By Kirk Maltais


The Department of Agriculture reported Friday that U.S. cattle inventories through Sept. 1 were on par with the same month last year.

Total supplies of cattle on feedlots were 11.3 million head, 45,000 higher from a year ago, the USDA said in its monthly Cattle on Feed Report. The uptick was roughly in line with analyst predictions, with those surveyed by The Wall Street Journal forecasting inventories to be virtually unchanged for the month.

Placements of cattle slowed also were flat, totaling 2.11 million head logged through August. Analysts were forecasting this figure to slide by 1.9%.

Marketings turned higher, totaling 2 million head, up 6% from the same time last year. This change was in line with analyst expectations of a 5.9% increase.
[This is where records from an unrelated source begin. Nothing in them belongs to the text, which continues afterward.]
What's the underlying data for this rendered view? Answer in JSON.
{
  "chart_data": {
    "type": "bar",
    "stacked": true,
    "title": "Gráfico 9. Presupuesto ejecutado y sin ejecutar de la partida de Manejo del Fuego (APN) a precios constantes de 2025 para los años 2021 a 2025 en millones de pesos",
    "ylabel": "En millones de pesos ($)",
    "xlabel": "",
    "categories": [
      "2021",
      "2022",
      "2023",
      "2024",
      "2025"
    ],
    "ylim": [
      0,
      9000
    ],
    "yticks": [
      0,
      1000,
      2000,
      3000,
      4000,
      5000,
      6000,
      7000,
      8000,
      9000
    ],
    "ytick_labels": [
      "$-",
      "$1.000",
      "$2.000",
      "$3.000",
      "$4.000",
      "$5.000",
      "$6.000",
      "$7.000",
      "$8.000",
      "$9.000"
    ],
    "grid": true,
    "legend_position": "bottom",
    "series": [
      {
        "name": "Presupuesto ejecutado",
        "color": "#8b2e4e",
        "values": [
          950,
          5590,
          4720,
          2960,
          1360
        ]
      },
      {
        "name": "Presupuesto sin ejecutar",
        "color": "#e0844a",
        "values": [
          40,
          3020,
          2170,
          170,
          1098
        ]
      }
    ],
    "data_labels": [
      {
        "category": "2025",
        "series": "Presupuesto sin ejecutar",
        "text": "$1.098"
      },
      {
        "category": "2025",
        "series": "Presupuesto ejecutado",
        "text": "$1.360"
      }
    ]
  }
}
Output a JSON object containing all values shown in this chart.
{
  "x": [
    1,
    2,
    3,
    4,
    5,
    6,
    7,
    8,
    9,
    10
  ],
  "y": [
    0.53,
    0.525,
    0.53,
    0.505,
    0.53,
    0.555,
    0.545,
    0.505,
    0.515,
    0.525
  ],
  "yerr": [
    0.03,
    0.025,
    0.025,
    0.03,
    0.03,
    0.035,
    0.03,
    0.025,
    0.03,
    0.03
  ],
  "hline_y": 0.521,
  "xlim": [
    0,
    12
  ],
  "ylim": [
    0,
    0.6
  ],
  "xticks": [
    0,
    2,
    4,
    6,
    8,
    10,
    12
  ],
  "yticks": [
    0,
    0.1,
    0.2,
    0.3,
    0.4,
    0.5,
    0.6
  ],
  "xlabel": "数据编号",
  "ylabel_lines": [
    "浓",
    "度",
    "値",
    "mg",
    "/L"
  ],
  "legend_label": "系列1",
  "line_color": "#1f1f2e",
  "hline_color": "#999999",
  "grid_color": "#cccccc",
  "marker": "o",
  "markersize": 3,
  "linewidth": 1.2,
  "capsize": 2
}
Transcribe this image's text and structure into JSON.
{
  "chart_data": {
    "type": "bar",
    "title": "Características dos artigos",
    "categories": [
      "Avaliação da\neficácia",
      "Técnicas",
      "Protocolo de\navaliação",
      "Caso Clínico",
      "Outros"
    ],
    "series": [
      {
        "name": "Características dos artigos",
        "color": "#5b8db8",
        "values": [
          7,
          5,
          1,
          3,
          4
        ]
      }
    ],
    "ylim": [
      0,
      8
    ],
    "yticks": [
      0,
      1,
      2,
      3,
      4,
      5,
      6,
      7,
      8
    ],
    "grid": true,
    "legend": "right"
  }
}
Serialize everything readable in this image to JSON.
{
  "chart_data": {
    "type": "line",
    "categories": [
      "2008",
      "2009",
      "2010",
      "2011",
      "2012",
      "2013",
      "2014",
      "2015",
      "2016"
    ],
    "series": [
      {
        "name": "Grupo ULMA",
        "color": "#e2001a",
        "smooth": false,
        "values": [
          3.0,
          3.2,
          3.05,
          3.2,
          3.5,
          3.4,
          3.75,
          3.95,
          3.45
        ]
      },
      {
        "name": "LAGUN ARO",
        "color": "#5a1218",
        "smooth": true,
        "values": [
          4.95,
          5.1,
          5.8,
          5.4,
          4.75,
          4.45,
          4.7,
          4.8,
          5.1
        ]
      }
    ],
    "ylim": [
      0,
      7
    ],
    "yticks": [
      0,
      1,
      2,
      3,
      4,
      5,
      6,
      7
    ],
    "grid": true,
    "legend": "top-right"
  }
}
Livestock futures trading on the CME closed lower on Friday. The most-active cattle contract fell 0.5% to $1.49 a pound, while the most-active lean hogs contract fell 3.3% to 83.625 cents a pound.


Write to Kirk Maltais at kirk.maltais@wsj.com


Corrections & Amplifications

This article was corrected on Jan. 20, 2023. Analysts were forecasting placements of cattle to slide by 1.9%. The original version misstated the forecast as a slide of 1.9 percentage points.